Banks may soon be able to manage the risk from merchant clients’ credit-card transactions more efficiently with a new software tool being piloted now.
The risk management tool will allow merchants’ banks, also known as acquiring banks, to manage the risk from fraudulent credit card charges over the Internet with a 100-item checklist that analyzes the risk of the transaction at the time it transpires. By pinpointing transactions that look suspicious, banks’ risk management departments can either accept the charge, or prompt the merchant to ask for more information on the customer, or even refuse the transaction.
Although the merchant typically takes the risk for fraudulent transactions when the credit card is not present, such as over the Internet or with mail orders, the bank is also at risk if the merchant can’t pay, goes out of business, or is itself committing the fraud. Although rare, such a scenario can mean much more collateral damage than the more common dishonest credit card customer.
Part of the due diligence a merchant’s bank goes through when opening an account with a merchant is to inspect the store’s physical location. But, a merchant on the Internet may not have a storefront, making those inspections problematic. Such a merchant’s start-up costs are lower, but it might have a higher probability of going out of business, said Ken Musante, manager of Humboldt Bank’s merchant bankcard department.
"We should have lower merchant losses because they should be captured and stopped before the money is paid out to the merchant," Musante said the of new risk management tool, which it is not yet using. The bank piloting the new software could be not be determined by press time.
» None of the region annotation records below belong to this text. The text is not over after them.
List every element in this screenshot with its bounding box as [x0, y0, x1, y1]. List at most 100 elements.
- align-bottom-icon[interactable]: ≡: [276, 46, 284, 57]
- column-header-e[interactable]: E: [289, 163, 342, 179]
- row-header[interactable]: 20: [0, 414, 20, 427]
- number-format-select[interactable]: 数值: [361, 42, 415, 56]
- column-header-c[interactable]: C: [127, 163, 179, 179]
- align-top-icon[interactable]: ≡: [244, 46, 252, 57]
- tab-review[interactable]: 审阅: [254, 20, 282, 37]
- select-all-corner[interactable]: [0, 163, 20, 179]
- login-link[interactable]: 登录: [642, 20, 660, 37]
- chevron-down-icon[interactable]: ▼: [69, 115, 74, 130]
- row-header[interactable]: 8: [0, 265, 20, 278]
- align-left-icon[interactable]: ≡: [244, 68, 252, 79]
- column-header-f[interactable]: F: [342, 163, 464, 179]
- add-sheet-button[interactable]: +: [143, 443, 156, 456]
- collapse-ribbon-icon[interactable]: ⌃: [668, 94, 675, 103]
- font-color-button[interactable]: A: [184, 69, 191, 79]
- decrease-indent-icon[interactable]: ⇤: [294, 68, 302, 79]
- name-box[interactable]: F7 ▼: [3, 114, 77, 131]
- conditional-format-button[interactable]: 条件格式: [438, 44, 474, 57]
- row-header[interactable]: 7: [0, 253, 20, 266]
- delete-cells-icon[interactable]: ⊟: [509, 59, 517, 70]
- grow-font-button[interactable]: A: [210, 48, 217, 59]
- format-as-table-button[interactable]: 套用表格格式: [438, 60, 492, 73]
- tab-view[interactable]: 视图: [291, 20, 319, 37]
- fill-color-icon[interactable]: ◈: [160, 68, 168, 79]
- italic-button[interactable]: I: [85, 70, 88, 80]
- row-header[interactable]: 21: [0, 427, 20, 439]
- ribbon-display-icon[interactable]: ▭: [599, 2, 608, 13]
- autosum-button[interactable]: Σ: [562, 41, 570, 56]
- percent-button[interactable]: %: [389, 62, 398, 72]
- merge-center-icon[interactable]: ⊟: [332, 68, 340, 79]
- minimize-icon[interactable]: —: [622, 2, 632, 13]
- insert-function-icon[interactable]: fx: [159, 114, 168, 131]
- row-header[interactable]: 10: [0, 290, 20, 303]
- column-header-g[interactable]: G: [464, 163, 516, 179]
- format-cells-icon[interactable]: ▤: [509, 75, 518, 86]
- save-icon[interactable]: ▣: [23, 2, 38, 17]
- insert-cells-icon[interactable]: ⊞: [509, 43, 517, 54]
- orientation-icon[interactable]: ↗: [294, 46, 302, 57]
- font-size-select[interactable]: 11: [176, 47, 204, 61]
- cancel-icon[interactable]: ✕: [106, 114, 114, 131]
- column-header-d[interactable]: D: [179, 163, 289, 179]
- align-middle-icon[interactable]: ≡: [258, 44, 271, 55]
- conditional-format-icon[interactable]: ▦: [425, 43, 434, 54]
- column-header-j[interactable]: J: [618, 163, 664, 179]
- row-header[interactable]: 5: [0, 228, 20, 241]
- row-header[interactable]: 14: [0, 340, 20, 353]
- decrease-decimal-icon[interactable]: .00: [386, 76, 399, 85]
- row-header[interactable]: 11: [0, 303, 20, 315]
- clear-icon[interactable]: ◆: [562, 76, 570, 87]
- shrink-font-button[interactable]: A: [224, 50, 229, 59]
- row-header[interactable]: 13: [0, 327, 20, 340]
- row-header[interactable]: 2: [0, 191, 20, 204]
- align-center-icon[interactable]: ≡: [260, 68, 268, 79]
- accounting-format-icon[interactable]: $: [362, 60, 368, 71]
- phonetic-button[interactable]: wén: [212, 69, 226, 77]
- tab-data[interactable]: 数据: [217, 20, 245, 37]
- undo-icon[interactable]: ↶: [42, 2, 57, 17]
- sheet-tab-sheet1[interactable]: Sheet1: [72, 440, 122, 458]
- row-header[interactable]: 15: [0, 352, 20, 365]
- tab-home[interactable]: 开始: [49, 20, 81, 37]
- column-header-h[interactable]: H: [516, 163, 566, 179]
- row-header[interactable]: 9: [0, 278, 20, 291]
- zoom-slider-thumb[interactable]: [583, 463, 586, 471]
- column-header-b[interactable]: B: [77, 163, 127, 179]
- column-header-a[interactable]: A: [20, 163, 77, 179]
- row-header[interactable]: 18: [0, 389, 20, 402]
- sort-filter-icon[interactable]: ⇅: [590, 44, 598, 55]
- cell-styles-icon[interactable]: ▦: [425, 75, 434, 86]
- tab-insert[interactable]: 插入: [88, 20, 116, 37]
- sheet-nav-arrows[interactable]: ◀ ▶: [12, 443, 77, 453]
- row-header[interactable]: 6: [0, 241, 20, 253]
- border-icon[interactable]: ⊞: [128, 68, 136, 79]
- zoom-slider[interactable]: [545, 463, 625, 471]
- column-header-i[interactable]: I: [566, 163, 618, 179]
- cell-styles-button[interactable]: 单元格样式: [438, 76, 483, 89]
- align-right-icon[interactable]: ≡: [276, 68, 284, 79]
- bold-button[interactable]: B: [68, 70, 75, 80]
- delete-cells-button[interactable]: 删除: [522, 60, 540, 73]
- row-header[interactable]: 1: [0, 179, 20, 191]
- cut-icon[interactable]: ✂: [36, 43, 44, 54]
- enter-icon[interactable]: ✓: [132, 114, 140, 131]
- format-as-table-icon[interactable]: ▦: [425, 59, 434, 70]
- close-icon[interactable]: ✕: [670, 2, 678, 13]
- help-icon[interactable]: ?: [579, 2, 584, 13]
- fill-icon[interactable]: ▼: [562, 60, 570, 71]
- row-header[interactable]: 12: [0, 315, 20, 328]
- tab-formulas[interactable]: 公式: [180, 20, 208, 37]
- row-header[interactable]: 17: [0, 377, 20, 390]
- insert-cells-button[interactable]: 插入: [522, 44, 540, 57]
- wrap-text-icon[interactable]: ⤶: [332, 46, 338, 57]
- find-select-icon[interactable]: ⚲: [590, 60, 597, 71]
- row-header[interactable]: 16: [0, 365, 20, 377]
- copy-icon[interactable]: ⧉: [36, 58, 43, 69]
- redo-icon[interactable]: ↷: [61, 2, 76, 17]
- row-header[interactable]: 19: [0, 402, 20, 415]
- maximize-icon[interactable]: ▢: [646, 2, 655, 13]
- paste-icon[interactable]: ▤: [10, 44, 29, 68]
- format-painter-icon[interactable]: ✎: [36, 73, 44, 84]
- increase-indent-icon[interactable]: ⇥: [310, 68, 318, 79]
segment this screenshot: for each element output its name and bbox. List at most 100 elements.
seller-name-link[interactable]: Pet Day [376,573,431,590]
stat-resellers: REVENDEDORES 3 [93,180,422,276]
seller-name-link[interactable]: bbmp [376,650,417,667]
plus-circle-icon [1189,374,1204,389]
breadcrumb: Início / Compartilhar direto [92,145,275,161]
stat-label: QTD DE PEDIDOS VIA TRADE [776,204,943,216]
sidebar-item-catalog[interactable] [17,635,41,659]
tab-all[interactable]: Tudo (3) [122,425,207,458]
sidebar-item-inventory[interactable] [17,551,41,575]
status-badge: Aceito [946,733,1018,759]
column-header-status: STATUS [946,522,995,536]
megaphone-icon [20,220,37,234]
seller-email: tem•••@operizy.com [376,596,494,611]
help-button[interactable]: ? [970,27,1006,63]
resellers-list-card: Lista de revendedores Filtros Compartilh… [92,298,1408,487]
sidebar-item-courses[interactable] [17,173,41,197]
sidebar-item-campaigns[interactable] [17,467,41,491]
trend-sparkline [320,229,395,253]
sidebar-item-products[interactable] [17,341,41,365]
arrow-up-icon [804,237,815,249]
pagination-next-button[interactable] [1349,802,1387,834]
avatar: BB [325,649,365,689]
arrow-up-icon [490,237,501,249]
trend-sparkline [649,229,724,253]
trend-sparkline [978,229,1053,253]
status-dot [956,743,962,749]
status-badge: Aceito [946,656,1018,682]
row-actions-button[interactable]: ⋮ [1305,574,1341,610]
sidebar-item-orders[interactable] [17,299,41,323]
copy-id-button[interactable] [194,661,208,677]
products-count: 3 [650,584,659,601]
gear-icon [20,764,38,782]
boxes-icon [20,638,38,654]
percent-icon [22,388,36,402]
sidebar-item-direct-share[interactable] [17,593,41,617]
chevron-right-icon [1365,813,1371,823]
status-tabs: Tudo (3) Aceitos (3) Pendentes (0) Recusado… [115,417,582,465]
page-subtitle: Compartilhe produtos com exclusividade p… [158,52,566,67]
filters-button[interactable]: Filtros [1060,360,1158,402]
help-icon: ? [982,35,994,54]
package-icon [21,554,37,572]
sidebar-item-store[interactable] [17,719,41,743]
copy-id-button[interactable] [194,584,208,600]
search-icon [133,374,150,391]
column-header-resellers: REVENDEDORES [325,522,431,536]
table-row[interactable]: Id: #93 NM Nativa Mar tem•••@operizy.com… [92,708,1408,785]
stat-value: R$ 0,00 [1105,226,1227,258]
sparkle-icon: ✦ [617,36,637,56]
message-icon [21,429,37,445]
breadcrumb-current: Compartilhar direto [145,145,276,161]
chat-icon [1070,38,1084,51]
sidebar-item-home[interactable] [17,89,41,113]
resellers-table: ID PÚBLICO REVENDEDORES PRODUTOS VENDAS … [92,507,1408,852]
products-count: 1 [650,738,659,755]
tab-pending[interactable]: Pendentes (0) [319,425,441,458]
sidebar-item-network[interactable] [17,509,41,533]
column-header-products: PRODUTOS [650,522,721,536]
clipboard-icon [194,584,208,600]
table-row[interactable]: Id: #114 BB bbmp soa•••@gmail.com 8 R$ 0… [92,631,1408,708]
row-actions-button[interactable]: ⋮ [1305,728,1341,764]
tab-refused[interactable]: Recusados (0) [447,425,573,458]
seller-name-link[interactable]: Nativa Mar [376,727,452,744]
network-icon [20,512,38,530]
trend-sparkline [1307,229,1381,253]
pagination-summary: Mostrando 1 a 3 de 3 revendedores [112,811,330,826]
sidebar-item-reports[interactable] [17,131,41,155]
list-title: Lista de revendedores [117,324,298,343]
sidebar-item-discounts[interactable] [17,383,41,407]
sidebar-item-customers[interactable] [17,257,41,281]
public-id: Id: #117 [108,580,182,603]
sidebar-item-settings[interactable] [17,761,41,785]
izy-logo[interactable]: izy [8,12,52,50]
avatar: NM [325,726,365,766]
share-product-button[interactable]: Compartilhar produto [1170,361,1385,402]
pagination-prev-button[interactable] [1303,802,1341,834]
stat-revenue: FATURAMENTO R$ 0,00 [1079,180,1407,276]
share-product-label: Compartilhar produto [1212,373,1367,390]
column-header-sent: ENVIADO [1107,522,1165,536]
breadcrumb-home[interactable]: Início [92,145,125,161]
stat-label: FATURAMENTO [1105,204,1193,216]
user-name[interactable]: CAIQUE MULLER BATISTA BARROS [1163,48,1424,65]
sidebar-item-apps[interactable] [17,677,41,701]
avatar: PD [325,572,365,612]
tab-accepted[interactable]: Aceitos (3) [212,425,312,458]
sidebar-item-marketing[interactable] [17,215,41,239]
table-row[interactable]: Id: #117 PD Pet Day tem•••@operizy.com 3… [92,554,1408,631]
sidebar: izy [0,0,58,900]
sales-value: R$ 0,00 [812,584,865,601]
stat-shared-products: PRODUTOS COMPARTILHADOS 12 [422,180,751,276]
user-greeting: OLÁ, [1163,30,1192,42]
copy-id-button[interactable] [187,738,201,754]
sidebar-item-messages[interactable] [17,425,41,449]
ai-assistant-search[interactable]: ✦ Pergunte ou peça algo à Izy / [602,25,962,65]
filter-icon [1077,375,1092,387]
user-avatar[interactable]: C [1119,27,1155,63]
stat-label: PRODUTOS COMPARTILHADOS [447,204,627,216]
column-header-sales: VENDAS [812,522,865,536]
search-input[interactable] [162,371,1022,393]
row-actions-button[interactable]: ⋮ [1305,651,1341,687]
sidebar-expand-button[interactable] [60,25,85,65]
Authorize.net, a firm that helps banks collect and manage payments over the Internet, will be introducing the net-risk management tool as part of the upgrade to its current server-based software at the spring Internet World trade show in Los Angeles April 14. Humboldt works with Authorize.net and resells the company’s software to merchants. The Eureka, Calif.-based bank is the 27th largest acquiring bank in the U.S., processing roughly $225 million in credit card transactions a month.
The checkpoints in the new software are set by the bank. Several key indicators of fraud have been suggested by banks Authorize.net works with and have been included in the pilot program. Some of the 100 things that can set off red flags include the country the card transaction is coming from–a large amount of credit card fraud comes from Nigeria, for example–or what time of day the transaction happens.
Musante said some of the key checklist points to detect merchant risk are average ticket charges out of line with normal limits, a monthly volume of sales out of character, and credits or returned items that are out of line for the merchant. By estimating the general perimeters of a business, the bank can get a good idea of when suspicious transactions are taking place. For instance, if a retailer usually sells $20-$30 pieces of costume jewelry and charges in the thousands of dollars start showing up, the risk management tool will alert the bank.
Although Musante said it is too early to tell how much money the bank stands to save with the new bank-based fraud detection tool, he said it should be a big help.
Jeff Knowles, chief technical officer at Authorize.net, said the ultimate goal is to enable banks to take on more Internet-based merchants as customers and be able to offer them lower interchange rates by having lower losses due to fraud. Industry watchers do not expect card associations like VISA and MasterCard to lower the rate charged for card-not-present transactions–currently 1.8% compared to 1.2% for card present transactions. But a drop in fraud, as Authorize.net officials noted, can’t hurt banks.